Another difference in the preparation for the new album is that instead of just laying down the songs they have already come up with, the group is setting about writing a large number of songs and culling the collection down to a cohesive album. Already, the band has written 11 songs, but Groff says they are not done yet.
“We don’t feel like we’re trying to have just enough for a record, we’re trying to write 15–20 songs so we can go in, record them, then pare it down and have five or six left over for bonus material, another EP, giveaways, that kind of thing,” Groff said.
Coming up with a larger selection of songs to draw from has not been too challenging for the group, and the songwriting has even become a more inclusive process for Elsinore.
Since YYY, bassist Chris Eitel has rediscovered his knack for song craft (Groff said Eitel had been going through a lengthy spell of writers block) and drummer Dave Pride penned his first songs. The inclusive songwriting is a product of the band finding a sound they feel comfortable as the “Elsinore sound.”

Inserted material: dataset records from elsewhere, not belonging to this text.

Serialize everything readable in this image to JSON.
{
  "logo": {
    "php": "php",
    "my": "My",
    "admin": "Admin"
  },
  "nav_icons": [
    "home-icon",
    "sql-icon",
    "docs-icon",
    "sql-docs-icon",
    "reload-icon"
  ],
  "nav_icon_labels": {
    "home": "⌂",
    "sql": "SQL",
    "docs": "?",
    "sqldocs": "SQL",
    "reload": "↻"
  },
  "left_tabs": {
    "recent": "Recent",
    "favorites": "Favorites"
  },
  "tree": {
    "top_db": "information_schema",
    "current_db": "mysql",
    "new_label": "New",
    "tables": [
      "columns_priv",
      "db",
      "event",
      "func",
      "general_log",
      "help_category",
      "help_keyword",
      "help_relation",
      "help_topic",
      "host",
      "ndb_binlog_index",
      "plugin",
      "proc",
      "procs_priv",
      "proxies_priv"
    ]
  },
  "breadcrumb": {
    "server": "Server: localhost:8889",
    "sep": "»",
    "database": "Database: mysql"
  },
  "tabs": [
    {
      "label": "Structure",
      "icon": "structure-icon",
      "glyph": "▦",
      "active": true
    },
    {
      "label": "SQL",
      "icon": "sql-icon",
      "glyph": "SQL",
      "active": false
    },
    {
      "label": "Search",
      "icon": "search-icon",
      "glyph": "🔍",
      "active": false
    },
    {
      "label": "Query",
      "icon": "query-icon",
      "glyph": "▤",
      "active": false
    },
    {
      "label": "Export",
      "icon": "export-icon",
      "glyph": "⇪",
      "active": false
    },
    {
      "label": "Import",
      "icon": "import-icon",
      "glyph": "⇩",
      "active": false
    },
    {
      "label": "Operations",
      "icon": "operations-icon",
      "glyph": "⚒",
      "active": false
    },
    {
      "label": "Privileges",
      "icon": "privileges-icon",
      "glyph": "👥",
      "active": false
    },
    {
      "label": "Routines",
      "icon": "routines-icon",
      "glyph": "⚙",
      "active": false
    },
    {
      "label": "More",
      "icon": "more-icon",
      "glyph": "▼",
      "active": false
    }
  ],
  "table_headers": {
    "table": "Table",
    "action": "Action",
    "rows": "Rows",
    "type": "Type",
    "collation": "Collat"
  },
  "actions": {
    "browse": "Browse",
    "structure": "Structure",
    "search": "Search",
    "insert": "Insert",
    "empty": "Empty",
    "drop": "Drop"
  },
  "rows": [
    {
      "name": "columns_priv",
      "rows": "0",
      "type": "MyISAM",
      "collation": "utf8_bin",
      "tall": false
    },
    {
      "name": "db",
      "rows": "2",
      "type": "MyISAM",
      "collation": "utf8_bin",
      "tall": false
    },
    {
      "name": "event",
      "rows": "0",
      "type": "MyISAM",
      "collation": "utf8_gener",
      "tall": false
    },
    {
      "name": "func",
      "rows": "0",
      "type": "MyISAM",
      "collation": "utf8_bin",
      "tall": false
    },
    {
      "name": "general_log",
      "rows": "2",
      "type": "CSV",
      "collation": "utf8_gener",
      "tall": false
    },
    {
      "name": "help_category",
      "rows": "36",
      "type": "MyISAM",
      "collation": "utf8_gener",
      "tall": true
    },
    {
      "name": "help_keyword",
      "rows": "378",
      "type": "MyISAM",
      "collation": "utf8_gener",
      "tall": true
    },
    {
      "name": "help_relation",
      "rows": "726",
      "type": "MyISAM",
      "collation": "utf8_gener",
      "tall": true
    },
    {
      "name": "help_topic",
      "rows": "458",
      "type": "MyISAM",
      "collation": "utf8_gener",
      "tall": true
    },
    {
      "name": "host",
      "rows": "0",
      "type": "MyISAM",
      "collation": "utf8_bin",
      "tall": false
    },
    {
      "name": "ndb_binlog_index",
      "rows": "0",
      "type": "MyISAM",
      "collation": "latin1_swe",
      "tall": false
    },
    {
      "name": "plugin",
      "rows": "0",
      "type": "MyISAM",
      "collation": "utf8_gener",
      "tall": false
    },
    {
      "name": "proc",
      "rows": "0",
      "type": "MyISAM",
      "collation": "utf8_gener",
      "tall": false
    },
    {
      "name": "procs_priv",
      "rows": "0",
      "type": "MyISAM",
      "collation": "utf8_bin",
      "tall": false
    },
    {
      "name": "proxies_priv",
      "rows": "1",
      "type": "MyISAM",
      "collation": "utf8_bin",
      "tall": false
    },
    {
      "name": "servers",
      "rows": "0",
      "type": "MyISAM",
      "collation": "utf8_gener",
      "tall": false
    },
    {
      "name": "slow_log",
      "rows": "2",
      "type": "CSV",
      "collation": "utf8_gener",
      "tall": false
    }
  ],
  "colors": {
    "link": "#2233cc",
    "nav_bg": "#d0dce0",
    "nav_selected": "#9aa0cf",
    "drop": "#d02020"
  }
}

Between the band’s first recording and YYY, they began to develop their sound, switching from a more acoustic “folk orgy,” as Groff describes it, to the electric sound they now employ. During that transition, the songwriting duties primarily fell to Groff, but now that everyone has an idea of the band’s general direction, things are a little easier for the frontman.
“Everyone is giving more and more and it feels really good,” Groff said. “Because of the length of Elsinore, seven-and-a-half years, we all understand what Elsinore sounds like. We have a common vision now.”
Though the band has found a niche to occupy, Groff does not think anyone in the band feels trapped within the constructs of that sound. Among the group of songs the band has already written, there is room for some creativity. Groff said no one was afraid to put forward something weird. He cited “The Ghost of You Lingers” by Spoon as the type of song he could see the band fitting into their new album.
The songs (besides those few from the Life Inside an Elephant EP) remain a mystery to those outside of the band. Based on YYY, fans can guess what the “Elsinore sound” is and what the new songs might sound like — or they can go to Krannert on Saturday.
Elsinore is getting back on stage this weekend for the Pygmalion Spring Concert Series and they plan on sharing at least four of their new songs with fans.
“It’s time to play these five new songs no one in C-U has heard. These shows will be a big unveiling of these new songs we’ll be recording, probably, in the fall,” Groff said. He added that no old songs are out of rotation, however, and fans of their recorded material can count on hearing plenty of familiar tunes in their next few performances.
Elsinore are performing at Krannert Center for the Performing Arts with fellow C-U rockers Common Loon. The show starts at 10:30 p.m. and is free to attend.